Hit 4.1 and you’re flagging ‘Purple’

[note: this is a ‘composite account’ of similar practices encountered across three different educational institutions. By combining the stories, this mode of writing allows us to highlight and explore salient data practices without identifying a specific school. See Markham (2012) for a discussion of this writing approach]

PART ONE

At the end of every school term, teachers at Bayside High are required to gather student feedback on how their courses have gone. This involves getting each class to complete a brief survey on Google Forms, comprising six standard questions that need to be rated from 1 (not very good) to 5 (very good). Sometimes teachers choose the option to also include an open-ended textbox at the end of these six closed questions, which allows students to type in their own comments. That said, the fact that every response is traceable back to the relevant student’s personal ID means that very few comments are usually proffered.

These ‘Triple S’ scores (i.e. ‘Student Satisfaction Survey’) are an ordinary instance of how data is produced using digital technology within Bayside. This is also precisely the kind of everyday data-driven process that we are interested in exploring and addressing in our research.

Indeed, the brief description just provided touches on a number of interesting issues. Firstly, people’s recollections about the reasons for introducing this feedback process are usually vague. Nevertheless, long-standing members of the school’s management team recall being motivated by messages coming from the state government Department of Education (aka ‘The Department’) at the beginning of the 2010s exhorting schools to make visible use of ‘evidence’. The idea of gathering student feedback as a basis for gauging the quality of courses was raised at a few regional leadership meetings, and quickly picked up by a number of schools in the area.

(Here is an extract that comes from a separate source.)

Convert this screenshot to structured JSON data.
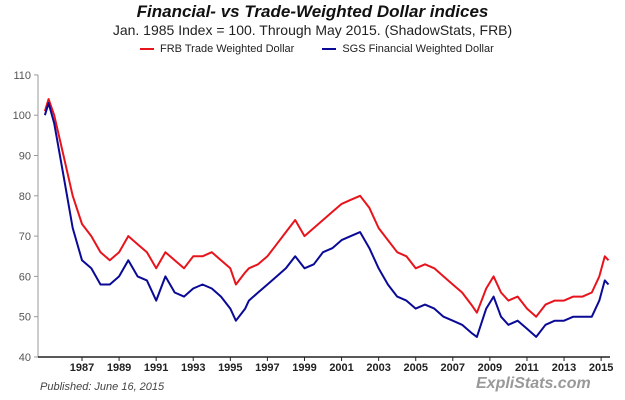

Second, it is interesting to reflect on the school’s choice of online platform for this exercise. The use of Google Forms stems from the ‘locked-in’ nature of IT provision at Bayside, rather than what might be necessarily considered as the best tool for the job. Bayside is a self-styled ‘Google school’ – making use of Chromebooks and the ‘G Suite for Education’ package of applications (part of which is Google Forms). Staff are well versed in using Google Forms, and students are often tasked with setting up short surveys as part of their assignments. As such, Google Forms is familiar and relatively straightforward technology for everyone in the school to engage with.

The design of the ‘Triple S’ template that all teachers are expected to use is also interesting. The small group of lead teachers initially tasked with planning the survey were mindful that Bayside students quickly get bored filling in forms. Nevertheless, the ‘clear steer’ from school management was for a process capable of producing ‘meaningful’ data. In an attempt to balance these concerns, six different aspects of student ‘satisfaction’ were chosen to allow the survey to cover a decent amount of ground. The six areas of questioning were taken from a set of standards originally developed by AITSL (the Australian teaching standards agency). This resulted in items that probe whether lessons had ‘included a range of teaching strategies’ or featured ‘challenging learning goals’. These were introduced to the ‘Triple S’ planning meetings as covering important aspects of teaching as well as perhaps lending the survey a degree of credibility. Six years later, it was still reckoned that this appropriation of AITSL criteria was a key aspect of ensuring the ‘validity’ of the survey results in the minds of many teachers.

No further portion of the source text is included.